Eyal Clyne writes a powerful blog post about the Birthright and Israel Experience youth “education” programs, which have brought several hundred thousand Diaspora Jews to Israel. He begs Jewish mothers to refuse to send their children on these trips:
I ask this as an Israeli, who is trying to make Israel a better place, who served his country, and continues to struggle for a better society, for peace, for human rights…Please, don’t send your children to Birthright Israel (“Taglit“), The Israeli Experience, or any similar project.
I am certain that those of you considering this step have nothing but the best intentions, and that you have a high regard for Israel and us Israelis…I wish to show you what these projects really do, and why they do it. These programs may have some positive sides, but on the whole…they are…highly destructive.
The first thing that needs to be said…is that ‘Taglit’ is a political project, with militant and militaristic undertones. Think about it, would you send your teenage child to summer camp, if it was run by acting military officers inside an army facility?
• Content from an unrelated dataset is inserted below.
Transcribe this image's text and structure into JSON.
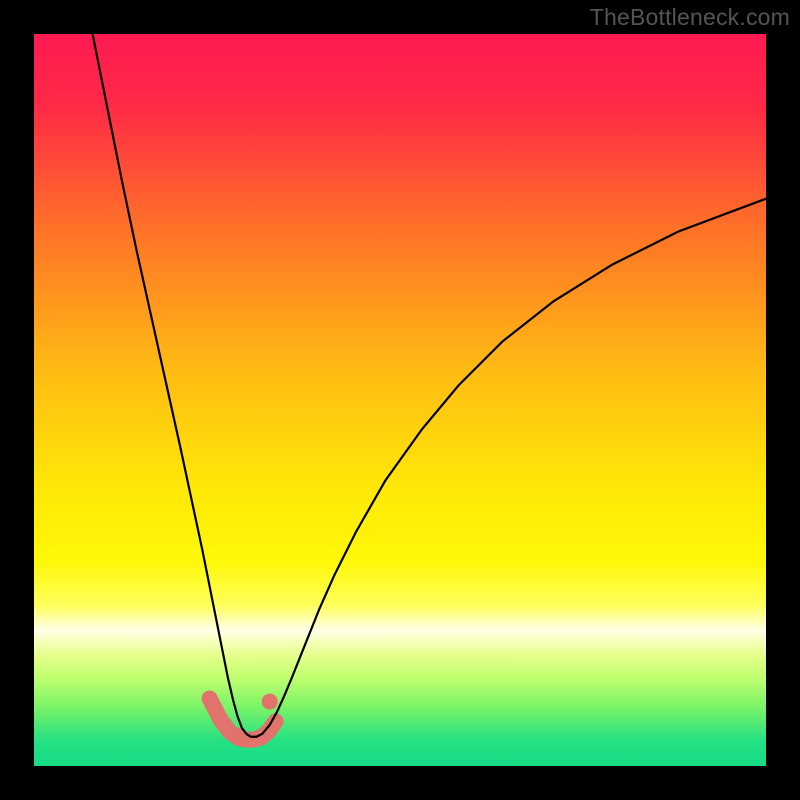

I am guessing that most of you would be rather suspicious of the aims of such a camp…Birthright, by invoking a sense of emergency, conveys the implicit message that whatever happens in Israel…is a true emergency, and through this sense of urgency pressures your child into becoming a Yes-Man to any policy, present or future, with no discussion, argument or thought. It…portrays us as always right, no matter what.
As an Israeli, I am deeply perturbed to admit that such programs do succeed in casting many young Jews into the impossible and unfair role of loyal advocates for Israel. By telling these youngsters that ‘they are Israel’ they are manipulated into giving up individual identity…and instead are encouraged to accept and support Israeli policy unconditionally. To give up one’s individual critical faculty is…problematic, to say the least.
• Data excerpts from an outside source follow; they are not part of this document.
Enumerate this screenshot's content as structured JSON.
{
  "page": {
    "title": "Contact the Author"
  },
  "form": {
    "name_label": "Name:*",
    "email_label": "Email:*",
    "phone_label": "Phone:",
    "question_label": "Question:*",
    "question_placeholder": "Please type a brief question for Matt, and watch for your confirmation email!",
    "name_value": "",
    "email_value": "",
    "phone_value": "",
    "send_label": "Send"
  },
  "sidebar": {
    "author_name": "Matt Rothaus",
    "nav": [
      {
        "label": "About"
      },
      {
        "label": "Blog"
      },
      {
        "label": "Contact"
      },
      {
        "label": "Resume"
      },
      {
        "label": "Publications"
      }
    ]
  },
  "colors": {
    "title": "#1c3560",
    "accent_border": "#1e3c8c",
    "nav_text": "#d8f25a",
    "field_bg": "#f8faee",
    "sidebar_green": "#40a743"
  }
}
Israeli politicians and generals are only human, they make mistakes like the rest of us, and like the rest of us, they should be held accountable…By having been given such blind and unconditional trust and support for so long, it has become almost impossible for concerned Israelis to voice earnest and loving criticism of Israel without being silenced.
…I often find that this picture they [tour participants] have of Israel (and me) is a mere construct. It’s an abstract image, or a collage of well-known Israeli figures and institutions like the Kibbutz, the army, holy places, the dead-sea, some news-feeds, and maybe a few relatives. This image is not however the Israel in which people live their everyday lives and struggles. The Birthright experience is not the ‘Israeli experience’ of an Israeli. The Israel many of them carry in their heads is a myth.
…Birthright is cynically using young people’s need for a collective identity symbol. It presses the buttons of fear abroad to serve the concrete political aims of the ultra-nationalists, in my home. These projects, which have vast resources from the state, the Jewish Agency, benefactors and participants, serve the most militant actors in Jewish Israeli society. This is the sector that bags for more cannon fodder, for unconditionally supportive ambassadors, for immigrants to join the baby-count race (aka ‘the demographic balance’), that looks for funding of wars and settlements.
The trips are financed by wealthy right-wing American Jews like Michael Steinhardt and Shelly Adelson, who believe that offering a child a free trip to Israel and indoctrinating them in the wonders of pro-Israelism will bolster Jewish identity, attack the issue of assimilation, and strengthen support for Israel among Diaspora Jewry.
I haven’t read any serious academic research which confirms the untested premise behind this project. If Steinhardt or Adelson bought a new business doing as little due diligence as they seem to have done on this their competitors would eat their lunch. Which only goes to show that even hardened businessmen relax or abandon their standards when it comes to personal issues like religion and politics.
Clyne’s post was inspired by a compelling new documentary, Israel LTD, by Israeli filmmaker Mor Loushy. She somehow persuaded the Israel Experience to allow her to film a tour. Maybe they expected positive PR to result. If so, they’re bound to be deeply disappointed by the results which you can see in this trailer.
There are several remarkable portions of the video: one is the display of pictures of anonymous Arabs by counselors to the tour participants. These pictures are as close as any of these teenagers will ever get to a real Arab on their trip. A picture…of a vaguely threatening Arab with a bushy moustache. That’s it. That’s the Arab part of the Israel Experience. There might just as well not be any in Israel as far as tour leaders are concerned.
If you want to give your child a well-rounded view of contemporary Israel you’re better off looking into Birthright Unplugged, which an antidote to Birthright; and which will actually allow you to meet both Israeli Jews and Palestinians and not treat the latter as if they are some exotic plant infesting the Israeli garden.